Laughter as one scientist said, has similar health benefits as aerobic exercise but comes without the aches and pains you get from exercise. Research has shown laughter with numerous positive outcomes. There are no known negative side effects to laughter. Would it not be great to be able to go visit a friend or loved one that is sick in the hospital and see that instead of being hooked up to all kinds of medicine they are brought a rolling video cart to chose what they want to watch to help them fight pain, help improve their immune system, blood flow, etc.?

It has been proven medically, and I’m sure you’ve observed it more than once in your family members: when we watch something on TV, the more interested we are, and the more engrossed we become with the events on the TV, the less we hear, see and feel the reality around us. This same concept works with laughter, also. The more absorbed we become in the humor and laughter of the moment, the less apt we are to concentrate on our own misery: be it pain, discomfort, cancer, or any other list of existing ailments. How does this work?

Researchers say that laughter helps fight pain. The brain has been researched for years. Scientists want to know how emotions affect the brain then perhaps they can know how to treat emotional disorders and pain. Researchers want to know the precise roles that the different brain areas play and how their functions may even overlap.

Most likely there will be improvements in how to treat patients in the future. I know if we could treat children this way and if watching a video in a humor room would help make them more comfortable, and be able to handle pain better, we would see more of humor rooms in hospitals. No one wants to see a child in pain. Although we are all aware of the fact that more research is needed to enhance the scientific “proof” factor, no one can dispute the overall positive side effects that laughter and humor can have on the outlook of children, especially the terminally ill.

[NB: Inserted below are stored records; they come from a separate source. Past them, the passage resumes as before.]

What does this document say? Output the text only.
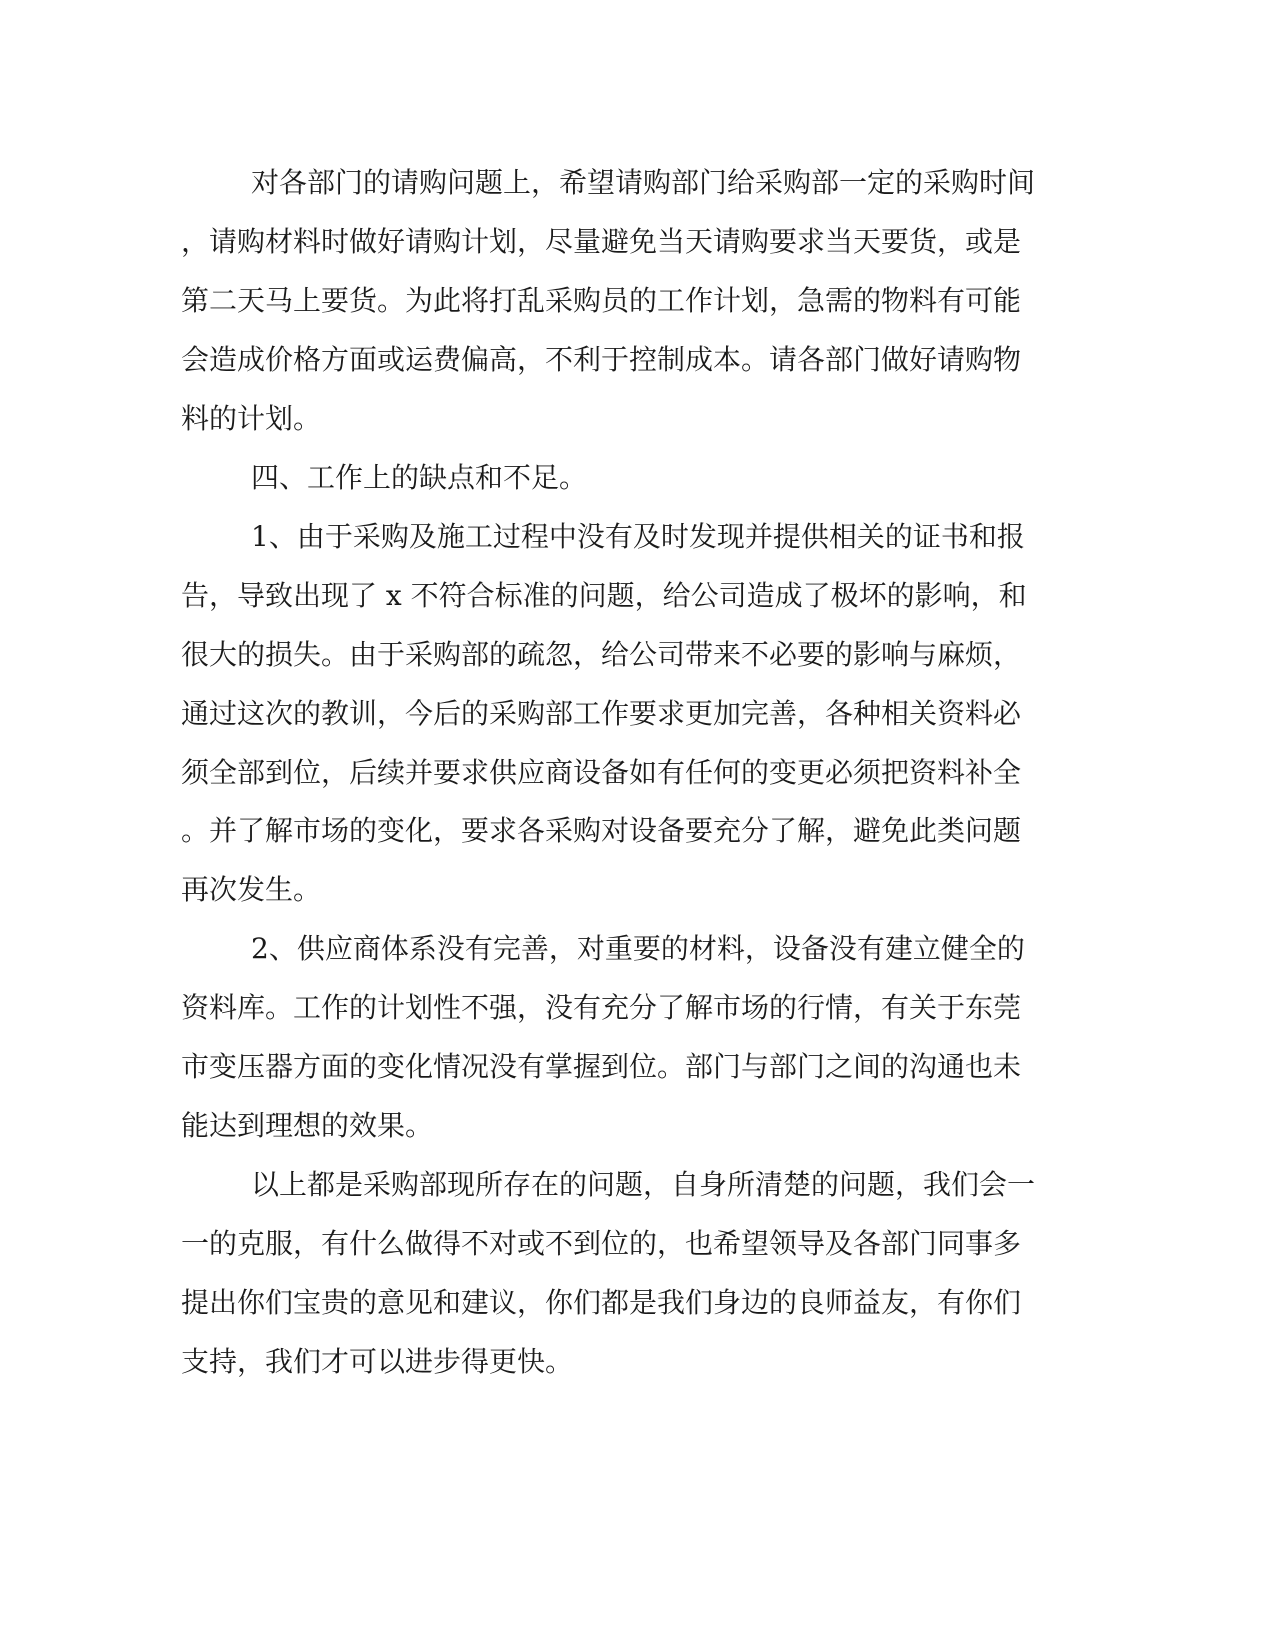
对各部门的请购问题上，希望请购部门给采购部一定的采购时间
，请购材料时做好请购计划，尽量避免当天请购要求当天要货，或是
第二天马上要货。为此将打乱采购员的工作计划，急需的物料有可能
会造成价格方面或运费偏高，不利于控制成本。请各部门做好请购物
料的计划。
四、工作上的缺点和不足。
1、由于采购及施工过程中没有及时发现并提供相关的证书和报
告，导致出现了 x 不符合标准的问题，给公司造成了极坏的影响，和
很大的损失。由于采购部的疏忽，给公司带来不必要的影响与麻烦，
通过这次的教训，今后的采购部工作要求更加完善，各种相关资料必
须全部到位，后续并要求供应商设备如有任何的变更必须把资料补全
。并了解市场的变化，要求各采购对设备要充分了解，避免此类问题
再次发生。
2、供应商体系没有完善，对重要的材料，设备没有建立健全的
资料库。工作的计划性不强，没有充分了解市场的行情，有关于东莞
市变压器方面的变化情况没有掌握到位。部门与部门之间的沟通也未
能达到理想的效果。
以上都是采购部现所存在的问题，自身所清楚的问题，我们会一
一的克服，有什么做得不对或不到位的，也希望领导及各部门同事多
提出你们宝贵的意见和建议，你们都是我们身边的良师益友，有你们
支持，我们才可以进步得更快。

The hypothesis has been formed, that maybe with an increase in humor and laughter in their lives, the prognosis could be better. Maybe lives would be longer, simply because we give them something to look forward too.

Many children’s hospitals are today including “humor rooms” as a standard in the hospital lounge and waiting areas, simply for the positive side affects that laughter and happiness can have on the family of patients, as well as the patients themselves. We quite often forget the sound of the barely suppressed giggle, the laughter that reaches a child’s eyes when true excitement and humor enter the picture; we need to make every effort to keep that smile and laughter present, even if we need to incorporate the use of “humor rooms”.